Raven picks up right as Guardian ends. (Spoiler: Edgar's back, just so we can clear stuff up.) Edgar and Estella are happy again, for a little while, until she finds out that she's the One (italicized just like that the whole book) and has to save the world, which is being destroyed because of pollution. Edgar, it turns out, likes violence (never indicated other than his eyes get really bright when something violent is about to happen or has happened.) This dying earth thing is the only conflict in the book. So Estella gives Edgar the ice queen treatment for way too long until they make up and look for her prophecy (it's a physical, tangible thing that has a personality and pretty lights.) Soon after, Edgar and Estella are intimate for the first time (they're married.) The next morning, Estella leaves, saves the world, and washes up on the shore of a lake, no longer immortal. She meets other humans who seem to worship her, including her foster mother, and then begins a marathon of throwing up a lot and getting weak despite eating lots of nutritious foods (berries and such. Yum.) She is taken back to a shelter and tries to cut her wrist open because she's still getting sick. (I've seriously never felt suicidal during a bout of stomach flu.) She finds out from someone that she's pregnant and only has morning sickness, then the book fasts forward about 81 years. Miraculously, she's lived to 100, having had a daughter and a granddaughter. Then she gets to go to Heaven, and a small ending page potentially alludes to future series about Estella's granddaughter Samantha (tortured, pained soul with special gifts. Oh joy.)
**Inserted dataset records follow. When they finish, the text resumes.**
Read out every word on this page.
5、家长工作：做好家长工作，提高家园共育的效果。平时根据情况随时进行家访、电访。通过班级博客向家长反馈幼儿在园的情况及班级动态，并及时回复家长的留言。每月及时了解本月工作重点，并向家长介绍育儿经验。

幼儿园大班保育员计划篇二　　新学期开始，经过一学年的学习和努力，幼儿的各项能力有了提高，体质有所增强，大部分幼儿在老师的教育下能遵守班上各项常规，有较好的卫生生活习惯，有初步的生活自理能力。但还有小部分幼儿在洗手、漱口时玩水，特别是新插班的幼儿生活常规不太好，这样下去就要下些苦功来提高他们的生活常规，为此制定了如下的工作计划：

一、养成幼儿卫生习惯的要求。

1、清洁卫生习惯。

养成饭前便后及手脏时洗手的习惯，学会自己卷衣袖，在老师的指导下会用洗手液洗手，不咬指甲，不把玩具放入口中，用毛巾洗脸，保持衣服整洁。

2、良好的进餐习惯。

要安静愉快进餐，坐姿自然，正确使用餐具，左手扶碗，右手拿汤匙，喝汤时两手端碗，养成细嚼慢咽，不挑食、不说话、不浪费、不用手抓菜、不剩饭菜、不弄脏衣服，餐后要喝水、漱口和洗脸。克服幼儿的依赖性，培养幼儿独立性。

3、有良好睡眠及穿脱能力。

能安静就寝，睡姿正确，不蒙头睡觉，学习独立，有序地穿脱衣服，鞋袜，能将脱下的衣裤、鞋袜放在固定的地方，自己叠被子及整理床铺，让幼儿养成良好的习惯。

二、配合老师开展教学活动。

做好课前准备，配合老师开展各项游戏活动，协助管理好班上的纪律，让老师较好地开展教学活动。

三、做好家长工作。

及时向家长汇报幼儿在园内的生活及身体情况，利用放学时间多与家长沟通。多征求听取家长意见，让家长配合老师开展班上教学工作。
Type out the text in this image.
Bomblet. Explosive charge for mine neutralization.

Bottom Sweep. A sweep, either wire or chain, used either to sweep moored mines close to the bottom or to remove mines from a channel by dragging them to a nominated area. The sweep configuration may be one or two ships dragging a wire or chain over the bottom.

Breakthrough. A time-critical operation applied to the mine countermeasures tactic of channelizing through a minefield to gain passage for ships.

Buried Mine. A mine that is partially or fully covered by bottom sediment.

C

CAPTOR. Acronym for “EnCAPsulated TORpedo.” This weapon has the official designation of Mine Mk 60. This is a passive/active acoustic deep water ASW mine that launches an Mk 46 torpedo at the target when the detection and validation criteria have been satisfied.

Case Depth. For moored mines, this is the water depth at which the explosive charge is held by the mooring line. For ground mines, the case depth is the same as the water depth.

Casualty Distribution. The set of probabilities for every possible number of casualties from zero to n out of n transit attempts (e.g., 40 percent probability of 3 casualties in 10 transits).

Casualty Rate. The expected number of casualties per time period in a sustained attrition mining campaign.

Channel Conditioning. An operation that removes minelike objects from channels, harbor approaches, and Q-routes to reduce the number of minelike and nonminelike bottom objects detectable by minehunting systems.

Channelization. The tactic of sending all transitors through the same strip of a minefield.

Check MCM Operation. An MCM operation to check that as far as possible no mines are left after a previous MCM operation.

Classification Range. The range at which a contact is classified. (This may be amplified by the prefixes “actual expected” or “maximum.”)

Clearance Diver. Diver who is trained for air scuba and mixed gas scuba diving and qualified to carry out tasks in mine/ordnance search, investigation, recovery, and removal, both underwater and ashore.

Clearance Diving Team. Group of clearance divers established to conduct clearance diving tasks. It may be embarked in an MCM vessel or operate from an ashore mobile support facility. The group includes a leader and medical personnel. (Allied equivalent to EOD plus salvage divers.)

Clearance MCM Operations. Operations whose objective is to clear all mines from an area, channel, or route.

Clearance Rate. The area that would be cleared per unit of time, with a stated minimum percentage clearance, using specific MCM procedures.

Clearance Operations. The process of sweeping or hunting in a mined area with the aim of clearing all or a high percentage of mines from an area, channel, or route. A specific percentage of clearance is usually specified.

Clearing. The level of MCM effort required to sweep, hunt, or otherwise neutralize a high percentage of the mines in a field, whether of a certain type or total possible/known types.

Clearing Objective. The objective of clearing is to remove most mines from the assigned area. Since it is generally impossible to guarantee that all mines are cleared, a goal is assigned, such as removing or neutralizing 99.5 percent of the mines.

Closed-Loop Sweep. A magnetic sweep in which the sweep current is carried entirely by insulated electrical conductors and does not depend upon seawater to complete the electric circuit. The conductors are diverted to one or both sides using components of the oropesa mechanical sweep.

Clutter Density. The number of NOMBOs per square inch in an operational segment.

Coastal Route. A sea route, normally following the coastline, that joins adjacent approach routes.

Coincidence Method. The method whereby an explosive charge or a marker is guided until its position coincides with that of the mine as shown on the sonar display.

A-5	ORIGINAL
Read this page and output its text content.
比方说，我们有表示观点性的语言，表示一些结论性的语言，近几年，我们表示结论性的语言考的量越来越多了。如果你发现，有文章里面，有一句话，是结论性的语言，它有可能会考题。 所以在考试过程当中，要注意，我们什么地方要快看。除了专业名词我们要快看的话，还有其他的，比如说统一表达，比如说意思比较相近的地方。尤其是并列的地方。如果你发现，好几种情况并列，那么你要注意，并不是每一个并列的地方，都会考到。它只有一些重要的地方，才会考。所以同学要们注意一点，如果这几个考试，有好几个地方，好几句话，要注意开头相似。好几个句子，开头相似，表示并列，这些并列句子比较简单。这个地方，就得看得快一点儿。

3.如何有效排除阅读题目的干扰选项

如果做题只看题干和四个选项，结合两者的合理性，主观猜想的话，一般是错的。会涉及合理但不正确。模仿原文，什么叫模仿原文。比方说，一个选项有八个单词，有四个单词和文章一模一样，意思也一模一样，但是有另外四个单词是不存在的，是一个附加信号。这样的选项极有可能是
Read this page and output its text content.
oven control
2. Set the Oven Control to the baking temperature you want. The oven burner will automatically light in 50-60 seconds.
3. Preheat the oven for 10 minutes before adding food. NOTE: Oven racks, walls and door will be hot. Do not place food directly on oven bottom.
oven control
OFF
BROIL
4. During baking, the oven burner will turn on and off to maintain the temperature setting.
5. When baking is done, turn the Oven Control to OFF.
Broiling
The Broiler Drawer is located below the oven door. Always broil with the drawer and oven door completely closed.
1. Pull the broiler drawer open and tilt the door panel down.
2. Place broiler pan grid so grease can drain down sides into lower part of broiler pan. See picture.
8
I'll be honest, I was a little bored by this book. The only conflict was Estella being mad at Edgar for a good half of the book. The angle of "humans have messed up the earth real bad" was a little...well...done. I felt myself being more annoyed by Estella than sympathetic. Towards the end of the book, she thinks something like "obviously she wasn't as worried about me as I was about her" (regarding a complete stranger). That's a big indication of someone who is self-absorbed. Even in this last book, Estella fails to be a likable character. I think she could have been, with more work and less deus ex machina, but the character is cheated of likability. Also, the logic breaks down at the end of the book. The events of the novel take place in 2010, when Estella is at a physical age of 18. Estella's child is born in early 2011. The last few pages feature a diary entry by Estella, dated 2091, in which Estella speaks of being in her true eighties in age. Truly, she'd be about 99, and her daughter would have to be 81 years old. Estella's daughter has a 10-year old child, meaning that Margriete (Estella's daughter) had a natural child at the age of 71. However, it is never indicated that Margriete is any older than maybe her thirties. Needless to say, I was a little confused.

Overall, Raven left me unsatisfied. I kept hoping that some character would redeem himself or herself, but the characters never changed. I'm finished reading this series, and I feel a little cheated out of what could have been a good story. At least my boyfriend and I had a good laugh at the phrase "cold sugary lips" that appears in the story.

I'll be back tomorrow with more. And I'll be working on my novel. Happy National Novel Writing Month!

1 comment:

  1. I'm not familiar with this series, but it sounds like it may be worth giving it a look. I so admire that you are writing a novel, it is such a huge undertaking. Good luck!